Potassium (K+) and sodium (Na+) are major ions of the body. Virtually all (98%) of K+ is found within cells and the concentration difference within and outside the cells determines the cellular membrane potential. Even minor changes in the blood level of K+ can have profound effect on the heart, nerves and muscles. Potassium levels are maintained by a balance between oral intake and its excretion by the kidneys. Its normal blood level is 3.5-5.0 mEq/L. Water and Na+ is regulated by the balance between water intake and the combined water loss from kidneys, lungs, skin, and intestine with the kidneys playing a major role by adjusting urine concentration to match salt intake and loss. Its levels are tightly controlled by regulation of urine concentration and our thirst response.
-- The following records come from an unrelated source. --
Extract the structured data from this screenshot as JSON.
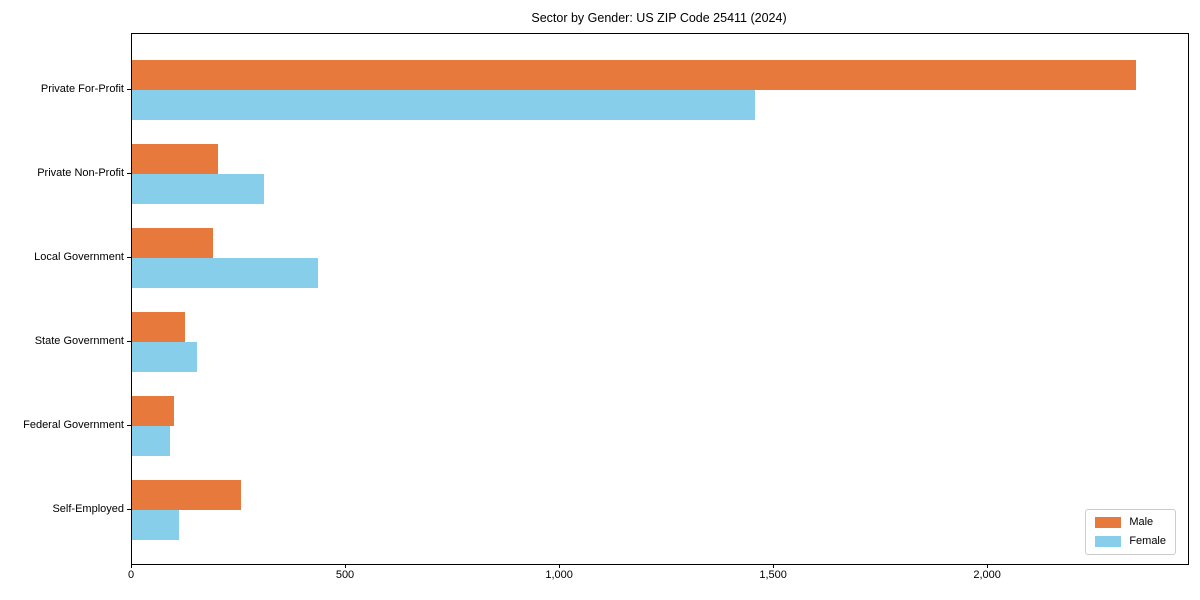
{
  "chart_data": {
    "type": "bar",
    "orientation": "horizontal",
    "title": "Sector by Gender: US ZIP Code 25411 (2024)",
    "xlabel": "",
    "ylabel": "",
    "categories": [
      "Private For-Profit",
      "Private Non-Profit",
      "Local Government",
      "State Government",
      "Federal Government",
      "Self-Employed"
    ],
    "series": [
      {
        "name": "Male",
        "color": "#E8793D",
        "values": [
          2345,
          200,
          189,
          124,
          98,
          255
        ]
      },
      {
        "name": "Female",
        "color": "#87CEEB",
        "values": [
          1455,
          308,
          434,
          152,
          89,
          110
        ]
      }
    ],
    "xlim": [
      0,
      2467
    ],
    "xticks": [
      0,
      500,
      1000,
      1500,
      2000
    ],
    "xtick_labels": [
      "0",
      "500",
      "1,000",
      "1,500",
      "2,000"
    ],
    "legend_position": "lower right",
    "grid": false
  }
}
Hypernatremia (increased blood level of sodium) results from disequilibrium of one or both of these balances. Most commonly, the disorder is caused by a relative free water loss, although it can be caused by salt loading. It is defined as a serum sodium level >145 mEq/L and is rather rare. When hypernatremia does occur, it is associated with a high mortality rate (>50% in most studies).
It may be due to a) derangement of the thirst response or individuals who are unable to respond to thirst (infants, psychiatric patients and elderly); b) diseases affecting kidney or those affecting its neuro-hormonal control (diabetes insipidus or c) conditions causing loss of free water.
Hyperkalemia (raised blood levels of potassium) is a potentially life-threatening condition, which can lead to sudden death from cardiac arrhythmias and is often difficult to diagnose because of absence of distinctive signs and symptoms.
Hyperkalemia is defined as a potassium level greater than 5.5 mEq/L and can be mild (5.5 - 6.0 mEq/L), moderate (6.1 - 7.0 mEq/L) or severe (>7.0 mEq/L). It may be caused by a) Reduced or impaired potassium excretion (acute or chronic renal failure, potassium-sparing diuretics, urinary obstruction, Addison disease); b) Use of potassium supplements, severe muscle injury, hemolysis, burns, blood transfusions; c) Acidosis or drugs.
Factitious elevation or pseudohyperkalemia should always be excluded and this may be caused by improper blood collection, laboratory error, or high white blood cell or platelet counts.
Please consult a physician and have the tests repeated in a reputed lab before anything can be advised.